In Europe—where my husband played for eight seasons following quick stints with the Vancouver Canucks, and where he travels by bus even today, criss-crossing Denmark as the head coach of the Aalborg Pirates—the bus is part of life for hockey teams, which have to travel as much as 10 hours to reach opponents’ rinks. For junior, university and American League teams back at home, trips can be even longer. The guys call it “the grind”—gruelling travel compared to their NHL glory days or their buddies’ plush lives, taking cozy chartered jets from city to city. But even though it may sound like a complaint, it’s truly a term of endearment: the grind is forged in long hours spent together, sparking the real magic of team chemistry.
There are special rules regarding the bus—some written, many not—that are passed down from vets to rookies year after year. “You don’t mess with a guy’s routine,” says my husband. “If a guy needs to sleep, you work around him,” he says, explaining the unique group precision required for each player and staff to fulfill their own pre-game ritual within the confines of the moving locker room—a dynamic not unlike that needed on the ice.
And just as the long hours and miles stretch ahead, so too do they stretch back, making the bus not only a space for preparation, but also contemplation, of all the games gone right and wrong. It’s where frustrations are aired and problems are sorted, where hierarchies are established and relationships are formed. And in the wake of a win, the bus is a space of fun, of victory beers and card games, of pranks and beaks, and of old hockey stories, shared and re-shared like folklore.
The team bus has long been a symbol within hockey culture of an authentic love for the game, for hockey at its purest.
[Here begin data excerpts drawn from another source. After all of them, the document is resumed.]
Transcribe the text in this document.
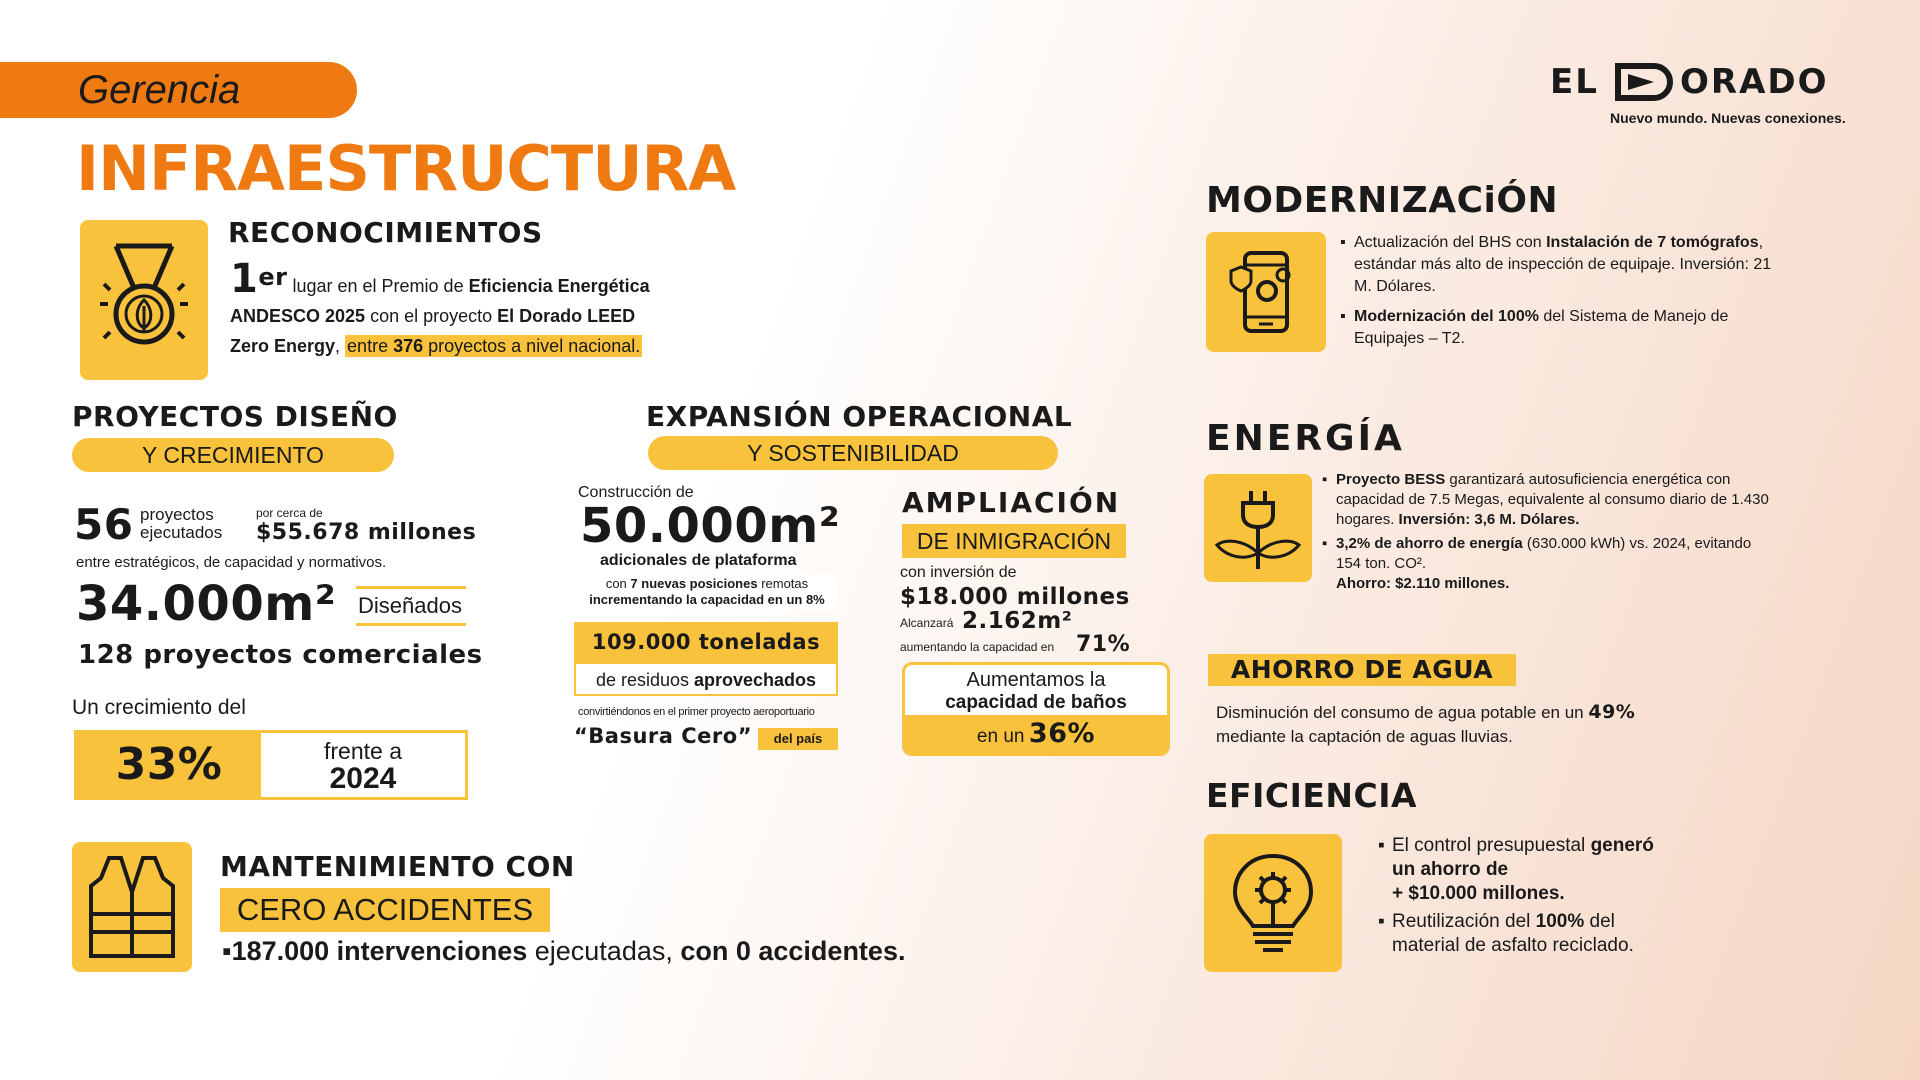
Gerencia
INFRAESTRUCTURA
EL ORADO
Nuevo mundo. Nuevas conexiones.
RECONOCIMIENTOS
1er lugar en el Premio de Eficiencia Energética
ANDESCO 2025 con el proyecto El Dorado LEED
Zero Energy, entre 376 proyectos a nivel nacional.
PROYECTOS DISEÑO
Y CRECIMIENTO
56 proyectos
ejecutados
por cerca de
$55.678 millones
entre estratégicos, de capacidad y normativos.
34.000m² Diseñados
128 proyectos comerciales
Un crecimiento del
33%	frente a
2024
EXPANSIÓN OPERACIONAL
Y SOSTENIBILIDAD
Construcción de
50.000m²
adicionales de plataforma
con 7 nuevas posiciones remotas
incrementando la capacidad en un 8%
109.000 toneladas
de residuos aprovechados
convirtiéndonos en el primer proyecto aeroportuario
“Basura Cero”	del país
AMPLIACIÓN
DE INMIGRACIÓN
con inversión de
$18.000 millones
Alcanzará 2.162m²
aumentando la capacidad en 71%
Aumentamos la
capacidad de baños
en un 36%
MANTENIMIENTO CON
CERO ACCIDENTES
▪187.000 intervenciones ejecutadas, con 0 accidentes.
MODERNIZACiÓN
▪ Actualización del BHS con Instalación de 7 tomógrafos, estándar más alto de inspección de equipaje. Inversión: 21 M. Dólares.
▪ Modernización del 100% del Sistema de Manejo de Equipajes – T2.
ENERGÍA
▪ Proyecto BESS garantizará autosuficiencia energética con capacidad de 7.5 Megas, equivalente al consumo diario de 1.430 hogares. Inversión: 3,6 M. Dólares.
▪ 3,2% de ahorro de energía (630.000 kWh) vs. 2024, evitando 154 ton. CO².
Ahorro: $2.110 millones.
AHORRO DE AGUA
Disminución del consumo de agua potable en un 49%
mediante la captación de aguas lluvias.
EFICIENCIA
▪ El control presupuestal generó
un ahorro de
+ $10.000 millones.
▪ Reutilización del 100% del
material de asfalto reciclado.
For a love of the grind.
It doesn’t make it easier, though, on the partners or parents who see off the people they love. We send them out onto the road just as we send them out onto the ice, blind to impending risk and unsure of how they will return: victorious or war-worn, strengthened or beaten. Our minds won’t accept that anything worse could happen.
So when the bus carrying the Humboldt Broncos junior hockey team crashed after colliding with a tractor-trailer on a highway in Saskatchewan—killing 16 people—the anxieties I’ve had to restrain since the Lokomotiv crash returned. Seven years after an entire hockey team plunged to the ground, and 32 years after the Swift Current Broncos’ bus flipped, killing four, the hockey community—all of which knows some form of the grind—has been left devastated once again. Horrifying images of the bus, surrounded by the splayed contents of the tractor-trailer, flooded our screens and our minds, our wholesome, familiar symbol sheared in half. Every hockey parent, partner, family across Canada and beyond could place their loved one on that bus, and the empathy was almost too much to bear.
As I write, my husband is packing up to head out onto the road once again, by bus, to game three of the Danish league finals. It should be an exciting time, but that excitement now shares emotional space with a sense of unease. Just as the Lokomotiv crash forever altered the hockey world, so too will this tragedy now change how we all move forward in this game. Now, as we send our loved ones off on the road, with renewed ache and apprehension, we will think of the Humboldt Broncos. Every time.
But our thoughts of Humboldt are not only shrouded in sadness. For out of such tragedy comes a new symbol to be added to the canon of hockey culture: that of the hockey stick placed outside the door, lit by candle, offering a beacon of hope from within the darkness. It is a symbol that says hockey is still at home here. No matter where we send the people we love, hockey is at home everywhere. And it always will be.